Row crops were the main focus when starting Wayne Trace Farms, Traci and Jamie both hold advanced degrees and professional certifications in crop production, while working professionally in the crop production industry. The livestock endeavors have become increasing important to diversify the operation. We are a relatively small field crop farm, however we do not think small. Our farms that we own or rent all have their own challenges and special needs. We work to identify own to maximize each acre while conserving what we can. We have adopted the no-till cropping system, this means we do not till the fields before planting. The residue from the previous crop covers the field protecting it from erosion. Many of our acres have hills that would result in soil washing from the field if we did not adopt this practice. No-till also helps us reduce fuel and machinery costs.
Planting Soybeans spring 2016, the corn residue is from 2014
While raising crops for grain, the livestock needs cannot be overlooked. We bale wheat straw in the summer after the wheat is harvested. The straw will be used for livestock bedding throughout the year, in most years we have enough to sell some. Another common activity during summer months is making grass hay for the sheep. We need enough hay to feed the sheep during the winter months.
Harvesting soybean variety plot
In the fall technology plans yet another big roll. While the GPS is guiding the combine to drive itself while harvesting grain, the combine uses GPS to make a map of grain yield across the field. This is also the time of year that data is collected on plots in the field. Plots are like a miniature research projects. We plant a wide range of seed varieties to help identify the varieties that will be planted the following year.
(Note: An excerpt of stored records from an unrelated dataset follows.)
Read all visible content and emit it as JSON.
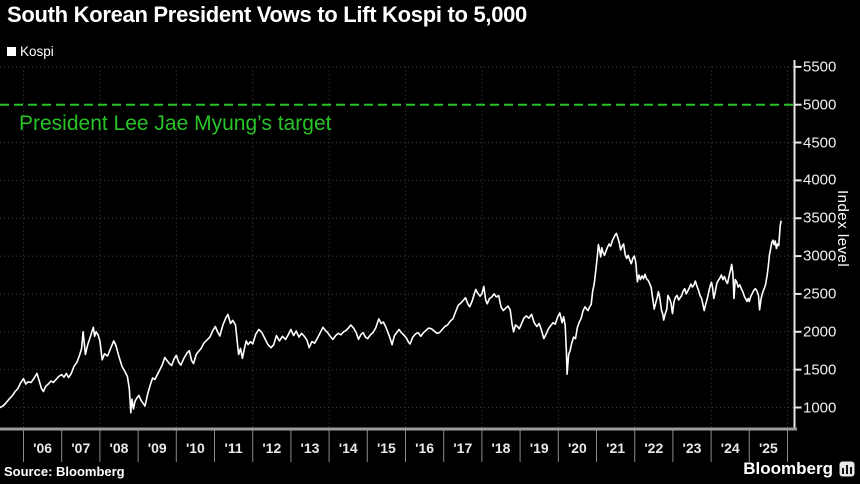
{
  "header": {
    "title": "South Korean President Vows to Lift Kospi to 5,000",
    "legend_label": "Kospi"
  },
  "footer": {
    "source": "Source: Bloomberg",
    "brand": "Bloomberg"
  },
  "colors": {
    "background": "#000000",
    "line": "#ffffff",
    "grid": "#3f3f3f",
    "axis": "#e8e8e8",
    "accent_green": "#28c328"
  },
  "chart_data": {
    "type": "line",
    "title": "South Korean President Vows to Lift Kospi to 5,000",
    "series_name": "Kospi",
    "ylabel": "Index level",
    "ylim": [
      700,
      5650
    ],
    "grid": true,
    "legend_position": "top-left",
    "y_ticks": [
      1000,
      1500,
      2000,
      2500,
      3000,
      3500,
      4000,
      4500,
      5000,
      5500
    ],
    "x_labels": [
      "'06",
      "'07",
      "'08",
      "'09",
      "'10",
      "'11",
      "'12",
      "'13",
      "'14",
      "'15",
      "'16",
      "'17",
      "'18",
      "'19",
      "'20",
      "'21",
      "'22",
      "'23",
      "'24",
      "'25"
    ],
    "x_gridline_years": [
      2006,
      2008,
      2010,
      2012,
      2014,
      2016,
      2018,
      2020,
      2022,
      2024,
      2026
    ],
    "target_line": {
      "value": 5000,
      "label": "President Lee Jae Myung’s target",
      "color": "#28c328",
      "style": "dashed"
    },
    "points": [
      [
        2005.38,
        1000
      ],
      [
        2005.46,
        1020
      ],
      [
        2005.54,
        1060
      ],
      [
        2005.62,
        1110
      ],
      [
        2005.7,
        1150
      ],
      [
        2005.78,
        1210
      ],
      [
        2005.85,
        1250
      ],
      [
        2005.92,
        1320
      ],
      [
        2006.0,
        1380
      ],
      [
        2006.06,
        1310
      ],
      [
        2006.12,
        1340
      ],
      [
        2006.2,
        1330
      ],
      [
        2006.28,
        1390
      ],
      [
        2006.35,
        1450
      ],
      [
        2006.42,
        1340
      ],
      [
        2006.47,
        1250
      ],
      [
        2006.52,
        1210
      ],
      [
        2006.58,
        1280
      ],
      [
        2006.65,
        1310
      ],
      [
        2006.72,
        1350
      ],
      [
        2006.78,
        1330
      ],
      [
        2006.85,
        1370
      ],
      [
        2006.92,
        1410
      ],
      [
        2007.0,
        1435
      ],
      [
        2007.06,
        1400
      ],
      [
        2007.12,
        1450
      ],
      [
        2007.18,
        1395
      ],
      [
        2007.25,
        1450
      ],
      [
        2007.32,
        1540
      ],
      [
        2007.4,
        1600
      ],
      [
        2007.46,
        1680
      ],
      [
        2007.52,
        1780
      ],
      [
        2007.56,
        2000
      ],
      [
        2007.62,
        1700
      ],
      [
        2007.68,
        1830
      ],
      [
        2007.74,
        1920
      ],
      [
        2007.8,
        2020
      ],
      [
        2007.83,
        2060
      ],
      [
        2007.86,
        1940
      ],
      [
        2007.9,
        2000
      ],
      [
        2007.95,
        1960
      ],
      [
        2008.0,
        1880
      ],
      [
        2008.06,
        1630
      ],
      [
        2008.12,
        1710
      ],
      [
        2008.2,
        1680
      ],
      [
        2008.28,
        1780
      ],
      [
        2008.36,
        1880
      ],
      [
        2008.42,
        1820
      ],
      [
        2008.5,
        1670
      ],
      [
        2008.58,
        1540
      ],
      [
        2008.66,
        1470
      ],
      [
        2008.72,
        1410
      ],
      [
        2008.77,
        1250
      ],
      [
        2008.81,
        930
      ],
      [
        2008.84,
        1110
      ],
      [
        2008.88,
        980
      ],
      [
        2008.92,
        1080
      ],
      [
        2008.96,
        1120
      ],
      [
        2009.02,
        1160
      ],
      [
        2009.08,
        1090
      ],
      [
        2009.14,
        1050
      ],
      [
        2009.18,
        1020
      ],
      [
        2009.25,
        1180
      ],
      [
        2009.32,
        1300
      ],
      [
        2009.38,
        1390
      ],
      [
        2009.44,
        1370
      ],
      [
        2009.5,
        1430
      ],
      [
        2009.56,
        1490
      ],
      [
        2009.63,
        1560
      ],
      [
        2009.7,
        1660
      ],
      [
        2009.76,
        1620
      ],
      [
        2009.82,
        1580
      ],
      [
        2009.88,
        1555
      ],
      [
        2009.94,
        1640
      ],
      [
        2010.0,
        1690
      ],
      [
        2010.06,
        1600
      ],
      [
        2010.12,
        1560
      ],
      [
        2010.2,
        1650
      ],
      [
        2010.28,
        1720
      ],
      [
        2010.34,
        1750
      ],
      [
        2010.4,
        1620
      ],
      [
        2010.45,
        1580
      ],
      [
        2010.52,
        1700
      ],
      [
        2010.58,
        1740
      ],
      [
        2010.65,
        1780
      ],
      [
        2010.72,
        1850
      ],
      [
        2010.8,
        1890
      ],
      [
        2010.88,
        1930
      ],
      [
        2010.95,
        2010
      ],
      [
        2011.02,
        2070
      ],
      [
        2011.08,
        2000
      ],
      [
        2011.14,
        1945
      ],
      [
        2011.22,
        2090
      ],
      [
        2011.3,
        2190
      ],
      [
        2011.35,
        2230
      ],
      [
        2011.42,
        2110
      ],
      [
        2011.48,
        2150
      ],
      [
        2011.55,
        2090
      ],
      [
        2011.6,
        1850
      ],
      [
        2011.63,
        1700
      ],
      [
        2011.68,
        1780
      ],
      [
        2011.73,
        1650
      ],
      [
        2011.78,
        1770
      ],
      [
        2011.83,
        1880
      ],
      [
        2011.88,
        1830
      ],
      [
        2011.94,
        1870
      ],
      [
        2012.0,
        1840
      ],
      [
        2012.08,
        1970
      ],
      [
        2012.16,
        2030
      ],
      [
        2012.24,
        1990
      ],
      [
        2012.32,
        1910
      ],
      [
        2012.4,
        1830
      ],
      [
        2012.48,
        1790
      ],
      [
        2012.55,
        1830
      ],
      [
        2012.62,
        1950
      ],
      [
        2012.7,
        1880
      ],
      [
        2012.78,
        1940
      ],
      [
        2012.86,
        1900
      ],
      [
        2012.94,
        1970
      ],
      [
        2013.0,
        2030
      ],
      [
        2013.07,
        1950
      ],
      [
        2013.14,
        2010
      ],
      [
        2013.21,
        1930
      ],
      [
        2013.28,
        1980
      ],
      [
        2013.35,
        1940
      ],
      [
        2013.42,
        1890
      ],
      [
        2013.48,
        1790
      ],
      [
        2013.55,
        1870
      ],
      [
        2013.62,
        1850
      ],
      [
        2013.7,
        1920
      ],
      [
        2013.78,
        2000
      ],
      [
        2013.84,
        2060
      ],
      [
        2013.9,
        2020
      ],
      [
        2013.96,
        1990
      ],
      [
        2014.03,
        1940
      ],
      [
        2014.1,
        1900
      ],
      [
        2014.17,
        1950
      ],
      [
        2014.24,
        1980
      ],
      [
        2014.31,
        1960
      ],
      [
        2014.38,
        2000
      ],
      [
        2014.45,
        2020
      ],
      [
        2014.52,
        2060
      ],
      [
        2014.57,
        2090
      ],
      [
        2014.64,
        2050
      ],
      [
        2014.71,
        1990
      ],
      [
        2014.77,
        1900
      ],
      [
        2014.83,
        1960
      ],
      [
        2014.89,
        1990
      ],
      [
        2014.95,
        1930
      ],
      [
        2015.01,
        1910
      ],
      [
        2015.08,
        1960
      ],
      [
        2015.15,
        1990
      ],
      [
        2015.22,
        2050
      ],
      [
        2015.3,
        2170
      ],
      [
        2015.36,
        2110
      ],
      [
        2015.42,
        2130
      ],
      [
        2015.48,
        2070
      ],
      [
        2015.55,
        1980
      ],
      [
        2015.6,
        1910
      ],
      [
        2015.65,
        1830
      ],
      [
        2015.71,
        1950
      ],
      [
        2015.77,
        1990
      ],
      [
        2015.83,
        2030
      ],
      [
        2015.89,
        1990
      ],
      [
        2015.95,
        1960
      ],
      [
        2016.02,
        1920
      ],
      [
        2016.08,
        1860
      ],
      [
        2016.12,
        1840
      ],
      [
        2016.19,
        1930
      ],
      [
        2016.26,
        1970
      ],
      [
        2016.33,
        1990
      ],
      [
        2016.4,
        1940
      ],
      [
        2016.47,
        1990
      ],
      [
        2016.54,
        2020
      ],
      [
        2016.61,
        2050
      ],
      [
        2016.68,
        2040
      ],
      [
        2016.75,
        2010
      ],
      [
        2016.82,
        1980
      ],
      [
        2016.89,
        1990
      ],
      [
        2016.96,
        2030
      ],
      [
        2017.03,
        2070
      ],
      [
        2017.1,
        2090
      ],
      [
        2017.17,
        2140
      ],
      [
        2017.24,
        2170
      ],
      [
        2017.31,
        2260
      ],
      [
        2017.38,
        2350
      ],
      [
        2017.45,
        2380
      ],
      [
        2017.52,
        2420
      ],
      [
        2017.57,
        2450
      ],
      [
        2017.63,
        2370
      ],
      [
        2017.68,
        2330
      ],
      [
        2017.74,
        2400
      ],
      [
        2017.8,
        2500
      ],
      [
        2017.84,
        2560
      ],
      [
        2017.89,
        2510
      ],
      [
        2017.95,
        2470
      ],
      [
        2018.0,
        2500
      ],
      [
        2018.05,
        2600
      ],
      [
        2018.1,
        2420
      ],
      [
        2018.14,
        2370
      ],
      [
        2018.2,
        2440
      ],
      [
        2018.26,
        2460
      ],
      [
        2018.32,
        2500
      ],
      [
        2018.38,
        2460
      ],
      [
        2018.44,
        2480
      ],
      [
        2018.5,
        2330
      ],
      [
        2018.56,
        2280
      ],
      [
        2018.62,
        2310
      ],
      [
        2018.68,
        2340
      ],
      [
        2018.74,
        2290
      ],
      [
        2018.79,
        2100
      ],
      [
        2018.83,
        2000
      ],
      [
        2018.88,
        2090
      ],
      [
        2018.93,
        2070
      ],
      [
        2018.98,
        2040
      ],
      [
        2019.04,
        2110
      ],
      [
        2019.1,
        2180
      ],
      [
        2019.16,
        2210
      ],
      [
        2019.23,
        2180
      ],
      [
        2019.3,
        2230
      ],
      [
        2019.37,
        2120
      ],
      [
        2019.44,
        2070
      ],
      [
        2019.5,
        2110
      ],
      [
        2019.56,
        2020
      ],
      [
        2019.6,
        1950
      ],
      [
        2019.62,
        1910
      ],
      [
        2019.68,
        1970
      ],
      [
        2019.74,
        2040
      ],
      [
        2019.8,
        2080
      ],
      [
        2019.86,
        2120
      ],
      [
        2019.92,
        2100
      ],
      [
        2019.98,
        2190
      ],
      [
        2020.04,
        2250
      ],
      [
        2020.1,
        2120
      ],
      [
        2020.14,
        2200
      ],
      [
        2020.18,
        2080
      ],
      [
        2020.21,
        1770
      ],
      [
        2020.23,
        1440
      ],
      [
        2020.27,
        1700
      ],
      [
        2020.31,
        1750
      ],
      [
        2020.35,
        1850
      ],
      [
        2020.4,
        1930
      ],
      [
        2020.45,
        1910
      ],
      [
        2020.5,
        2060
      ],
      [
        2020.55,
        2130
      ],
      [
        2020.6,
        2180
      ],
      [
        2020.65,
        2280
      ],
      [
        2020.7,
        2330
      ],
      [
        2020.74,
        2300
      ],
      [
        2020.78,
        2280
      ],
      [
        2020.82,
        2330
      ],
      [
        2020.86,
        2360
      ],
      [
        2020.9,
        2540
      ],
      [
        2020.94,
        2630
      ],
      [
        2020.98,
        2800
      ],
      [
        2021.02,
        2990
      ],
      [
        2021.05,
        3150
      ],
      [
        2021.08,
        3080
      ],
      [
        2021.11,
        2990
      ],
      [
        2021.14,
        3110
      ],
      [
        2021.17,
        3050
      ],
      [
        2021.21,
        3010
      ],
      [
        2021.25,
        3070
      ],
      [
        2021.29,
        3120
      ],
      [
        2021.33,
        3160
      ],
      [
        2021.37,
        3130
      ],
      [
        2021.41,
        3200
      ],
      [
        2021.45,
        3240
      ],
      [
        2021.49,
        3280
      ],
      [
        2021.52,
        3300
      ],
      [
        2021.56,
        3240
      ],
      [
        2021.6,
        3170
      ],
      [
        2021.63,
        3080
      ],
      [
        2021.67,
        3130
      ],
      [
        2021.71,
        3160
      ],
      [
        2021.75,
        3020
      ],
      [
        2021.79,
        2970
      ],
      [
        2021.83,
        3010
      ],
      [
        2021.87,
        2950
      ],
      [
        2021.91,
        2900
      ],
      [
        2021.95,
        2970
      ],
      [
        2021.99,
        3000
      ],
      [
        2022.03,
        2920
      ],
      [
        2022.07,
        2660
      ],
      [
        2022.11,
        2750
      ],
      [
        2022.15,
        2690
      ],
      [
        2022.19,
        2740
      ],
      [
        2022.23,
        2700
      ],
      [
        2022.27,
        2760
      ],
      [
        2022.31,
        2700
      ],
      [
        2022.35,
        2680
      ],
      [
        2022.39,
        2640
      ],
      [
        2022.43,
        2590
      ],
      [
        2022.47,
        2440
      ],
      [
        2022.51,
        2300
      ],
      [
        2022.55,
        2380
      ],
      [
        2022.59,
        2450
      ],
      [
        2022.62,
        2530
      ],
      [
        2022.66,
        2440
      ],
      [
        2022.7,
        2290
      ],
      [
        2022.74,
        2220
      ],
      [
        2022.76,
        2155
      ],
      [
        2022.8,
        2240
      ],
      [
        2022.84,
        2300
      ],
      [
        2022.87,
        2480
      ],
      [
        2022.91,
        2440
      ],
      [
        2022.95,
        2380
      ],
      [
        2022.99,
        2240
      ],
      [
        2023.03,
        2400
      ],
      [
        2023.07,
        2460
      ],
      [
        2023.11,
        2480
      ],
      [
        2023.15,
        2420
      ],
      [
        2023.19,
        2450
      ],
      [
        2023.23,
        2480
      ],
      [
        2023.27,
        2540
      ],
      [
        2023.31,
        2570
      ],
      [
        2023.35,
        2500
      ],
      [
        2023.39,
        2540
      ],
      [
        2023.43,
        2580
      ],
      [
        2023.47,
        2630
      ],
      [
        2023.51,
        2590
      ],
      [
        2023.55,
        2620
      ],
      [
        2023.59,
        2670
      ],
      [
        2023.63,
        2600
      ],
      [
        2023.67,
        2550
      ],
      [
        2023.71,
        2480
      ],
      [
        2023.75,
        2440
      ],
      [
        2023.79,
        2350
      ],
      [
        2023.82,
        2280
      ],
      [
        2023.86,
        2370
      ],
      [
        2023.9,
        2440
      ],
      [
        2023.94,
        2530
      ],
      [
        2023.98,
        2610
      ],
      [
        2024.01,
        2655
      ],
      [
        2024.04,
        2580
      ],
      [
        2024.07,
        2440
      ],
      [
        2024.11,
        2530
      ],
      [
        2024.15,
        2640
      ],
      [
        2024.19,
        2680
      ],
      [
        2024.23,
        2710
      ],
      [
        2024.27,
        2750
      ],
      [
        2024.31,
        2690
      ],
      [
        2024.35,
        2730
      ],
      [
        2024.39,
        2670
      ],
      [
        2024.43,
        2640
      ],
      [
        2024.47,
        2740
      ],
      [
        2024.51,
        2820
      ],
      [
        2024.54,
        2890
      ],
      [
        2024.57,
        2770
      ],
      [
        2024.6,
        2440
      ],
      [
        2024.63,
        2690
      ],
      [
        2024.67,
        2660
      ],
      [
        2024.71,
        2590
      ],
      [
        2024.75,
        2620
      ],
      [
        2024.79,
        2570
      ],
      [
        2024.83,
        2530
      ],
      [
        2024.87,
        2470
      ],
      [
        2024.91,
        2430
      ],
      [
        2024.94,
        2400
      ],
      [
        2024.97,
        2440
      ],
      [
        2025.0,
        2400
      ],
      [
        2025.04,
        2470
      ],
      [
        2025.08,
        2510
      ],
      [
        2025.12,
        2550
      ],
      [
        2025.16,
        2570
      ],
      [
        2025.2,
        2540
      ],
      [
        2025.24,
        2480
      ],
      [
        2025.27,
        2290
      ],
      [
        2025.31,
        2440
      ],
      [
        2025.35,
        2520
      ],
      [
        2025.39,
        2570
      ],
      [
        2025.43,
        2630
      ],
      [
        2025.47,
        2760
      ],
      [
        2025.5,
        2880
      ],
      [
        2025.53,
        3020
      ],
      [
        2025.56,
        3100
      ],
      [
        2025.59,
        3180
      ],
      [
        2025.62,
        3210
      ],
      [
        2025.65,
        3150
      ],
      [
        2025.68,
        3200
      ],
      [
        2025.71,
        3100
      ],
      [
        2025.74,
        3160
      ],
      [
        2025.77,
        3140
      ],
      [
        2025.79,
        3270
      ],
      [
        2025.81,
        3400
      ],
      [
        2025.83,
        3460
      ]
    ]
  }
}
Also the same variety maybe planted at various populations to help better define the seeding maps. When space and time allows plot can also be performed to identify the increased yield or reduced cost of using a product or treating a problem.
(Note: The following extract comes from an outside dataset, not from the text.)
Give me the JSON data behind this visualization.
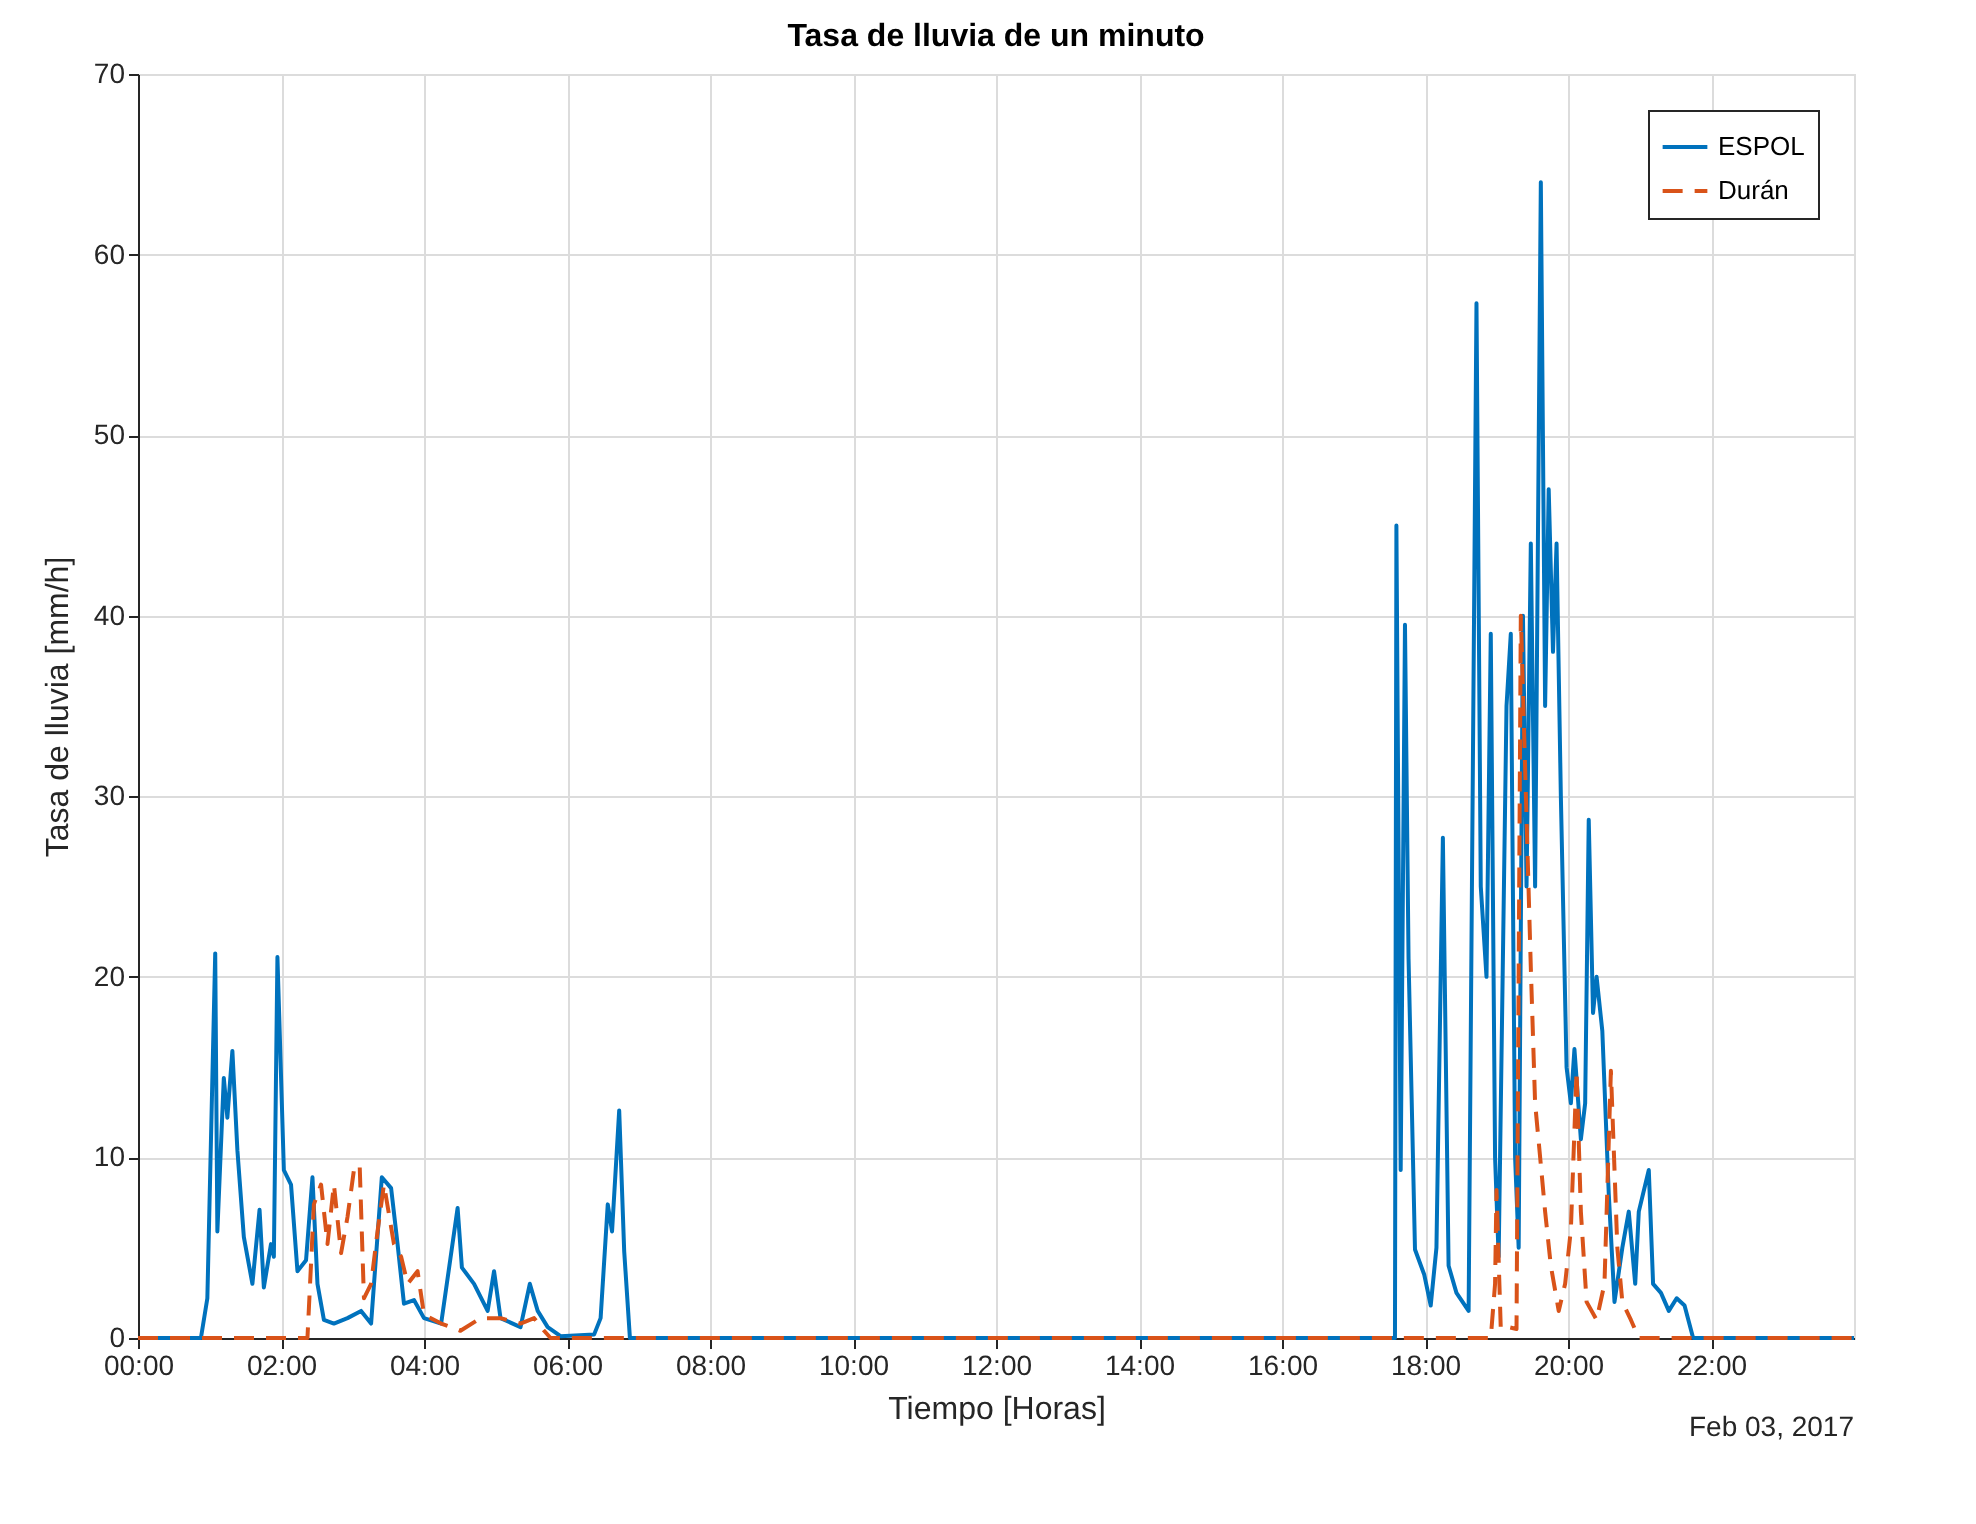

Our planter also utilizes GPS. During the winter months, with the support of our Pioneer Seed Dealer, maps for each field are made that identify the ideal seeding population for the variety based on soil type and other information about the field. The planter then uses GPS to identify it’s location in the field, and plant the correct number of seeds. This is being done while the tractor uses GPS to drive itself.
We do utilize GMO (genetically modified organism) seeds to reduce the use of pesticides, while there are many concerns about GMO, many times those concerns arise from incorrect information and perceptions. If you desire to learn more about GMO’s re recommend www.gmoanswers.com.
The adoption of contemporary cropping practices and the latest technology is key in crop production. We also utilize GPS (global positioning system) technology in all aspects of grain production. In the fall we use GPS to collect geo-referenced soil samples, and then use the maps created to generate fertilizer application maps, this allows the fertilizer spreader to adjust fertilizer application rates as it travels the field the following spring. Our goal is to use as little fertilizer as possible while maximizing yield.